Publié le
Vendredi 14 juin 2013

ATM avicole : toujours plus d'enlèvements de cadavres

En 2009, la fin du service public de l'équarrissage a abouti à la création d’ATM Avicole (1) dont la mission est de ramasser les cadavres des élevages de volailles de chair. Lundi dernier à Bouguenais (Loire-Atlantique), l'association tenait sa réunion d'information annuelle.

PHOTO : "Notre dispositif doit servir à optimiser les frais supportés et à rendre la mutualisation du coût de l'équarrissage plus équitable" a lancé le président d'ATM avicole, Patrick Bouron (à gauche).

Créée à l'initiative des organisations professionnelles, c'est elle qui collecte la participation volontaire des éleveurs et reverse ces sommes aux équarrisseurs pour le compte des premiers, avec qui une convention a été signée. Les contributions des éleveurs sont calculées forfaitairement sur la base du nombre d'animaux mis en place.

“En 2012, 31 918 tonnes ont été collectées correspondant à plus de 110 000 enlèvements, soit une augmentation de l'activité de 6 %” explique le directeur de l'association, Gilles Le Pottier, par ailleurs secrétaire général du Cidef. ATM avicole rassemble les producteurs à travers les OP, les équarrisseurs et les abattoirs, qui financent à eux seuls 71 % du service. Les 13 500 éleveurs adhérents représentent 90 % de la production organisée.

Les enlèvements dits massifs (de 1 à 5 tonnes) représentent pour l'année écoulée un total de 4 738 tonnes, dont plus de la moitié en provenance du cheptel reproducteur. Son coût est de 1,240 M€. Le tonnage lié aux sinistres (plus de 5 t) a diminué de 19 % par rapport à 2011 mais représente encore trop, selon les responsables de l'association.

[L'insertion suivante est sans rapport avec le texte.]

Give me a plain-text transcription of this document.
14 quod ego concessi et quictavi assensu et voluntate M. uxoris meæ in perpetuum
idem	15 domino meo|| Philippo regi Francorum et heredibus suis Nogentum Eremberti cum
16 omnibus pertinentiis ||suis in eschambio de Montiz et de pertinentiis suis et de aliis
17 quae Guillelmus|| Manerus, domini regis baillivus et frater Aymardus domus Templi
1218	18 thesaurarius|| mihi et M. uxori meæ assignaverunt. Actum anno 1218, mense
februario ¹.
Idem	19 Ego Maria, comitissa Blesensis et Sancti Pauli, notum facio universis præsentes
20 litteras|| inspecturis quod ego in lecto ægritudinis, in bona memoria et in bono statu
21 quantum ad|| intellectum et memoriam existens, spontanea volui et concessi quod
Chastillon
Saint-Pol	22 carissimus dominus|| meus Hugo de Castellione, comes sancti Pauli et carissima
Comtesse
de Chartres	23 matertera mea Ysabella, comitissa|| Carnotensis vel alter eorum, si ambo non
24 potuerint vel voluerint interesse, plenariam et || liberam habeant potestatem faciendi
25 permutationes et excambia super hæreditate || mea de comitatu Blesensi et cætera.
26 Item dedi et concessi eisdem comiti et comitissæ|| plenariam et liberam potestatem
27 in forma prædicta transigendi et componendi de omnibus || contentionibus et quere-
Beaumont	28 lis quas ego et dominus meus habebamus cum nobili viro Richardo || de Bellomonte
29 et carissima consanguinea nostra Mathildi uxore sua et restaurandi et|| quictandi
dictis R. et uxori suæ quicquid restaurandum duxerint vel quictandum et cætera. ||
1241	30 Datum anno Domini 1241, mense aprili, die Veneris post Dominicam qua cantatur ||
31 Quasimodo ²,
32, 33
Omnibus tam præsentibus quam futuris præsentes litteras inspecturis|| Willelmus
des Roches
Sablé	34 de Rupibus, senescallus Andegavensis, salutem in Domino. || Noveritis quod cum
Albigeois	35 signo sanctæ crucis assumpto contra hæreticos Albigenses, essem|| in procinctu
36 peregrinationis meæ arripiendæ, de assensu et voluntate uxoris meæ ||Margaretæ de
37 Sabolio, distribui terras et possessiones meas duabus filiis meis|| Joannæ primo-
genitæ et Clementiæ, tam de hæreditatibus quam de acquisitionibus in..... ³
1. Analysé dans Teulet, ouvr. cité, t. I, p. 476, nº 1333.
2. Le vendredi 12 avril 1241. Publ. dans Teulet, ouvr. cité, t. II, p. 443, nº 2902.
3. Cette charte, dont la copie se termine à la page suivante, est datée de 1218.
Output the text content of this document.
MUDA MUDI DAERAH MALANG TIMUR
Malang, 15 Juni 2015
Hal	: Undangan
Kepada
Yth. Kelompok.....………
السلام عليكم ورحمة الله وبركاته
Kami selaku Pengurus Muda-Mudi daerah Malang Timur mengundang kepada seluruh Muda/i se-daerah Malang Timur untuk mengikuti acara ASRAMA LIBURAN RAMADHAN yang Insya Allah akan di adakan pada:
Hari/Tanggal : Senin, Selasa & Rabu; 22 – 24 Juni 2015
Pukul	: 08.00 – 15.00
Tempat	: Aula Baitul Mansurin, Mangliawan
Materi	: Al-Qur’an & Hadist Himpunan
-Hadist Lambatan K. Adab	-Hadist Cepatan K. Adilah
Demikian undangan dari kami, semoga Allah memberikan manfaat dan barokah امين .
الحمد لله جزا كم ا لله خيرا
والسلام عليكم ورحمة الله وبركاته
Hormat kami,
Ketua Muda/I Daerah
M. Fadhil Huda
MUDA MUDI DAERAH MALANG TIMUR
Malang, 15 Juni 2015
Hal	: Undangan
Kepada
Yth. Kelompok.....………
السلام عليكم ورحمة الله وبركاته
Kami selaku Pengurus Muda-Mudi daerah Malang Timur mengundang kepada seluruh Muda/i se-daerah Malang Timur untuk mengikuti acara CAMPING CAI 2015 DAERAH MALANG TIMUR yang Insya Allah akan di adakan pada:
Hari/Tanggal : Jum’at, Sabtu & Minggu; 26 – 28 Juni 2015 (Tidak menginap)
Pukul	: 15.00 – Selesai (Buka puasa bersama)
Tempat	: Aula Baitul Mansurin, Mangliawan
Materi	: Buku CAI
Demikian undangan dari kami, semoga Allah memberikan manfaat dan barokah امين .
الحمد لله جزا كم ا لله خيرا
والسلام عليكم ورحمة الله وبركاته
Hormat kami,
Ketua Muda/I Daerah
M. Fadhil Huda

Vers un marché départementalisé

“En 2012, nous avons encore dû faire face à la hausse contractuelle des coûts de collecte : + 3,67 % à compter du 1er  août” a rappelé Patrick Bouron, le président d'ATM avicole. “Mais grâce à notre gestion saine, nous avons pu amortir les effets sur les contributions.” L'heure est venue de passer un nouvel appel d'offres pour la période 2013-2015. Le marché porte sur un volume prévisionnel de 408 000 tonnes de cadavres, dont 32 132 tonnes de volailles de chair.

“De neuf zones de collecte actuelles, on va passer à un service départementalisé. Plus proche des centres de traitement, on peut espérer une baisse des coûts” a précisé Gilles Le Pottier. Les dix départements de l'Ouest représentant 75 % des volumes collectés, d'où une optimisation prévue des tournées de ramassage. Enfin, l'ATM Avicole a fait inscrire dans le cahier des charges une optimisation des enlèvements lors des sinistres et une 
limitation des petits enlèvements pour abaisser les frais de collecte.

Christian Evon

(1) Animaux trouvés morts dans les exploitations agricoles.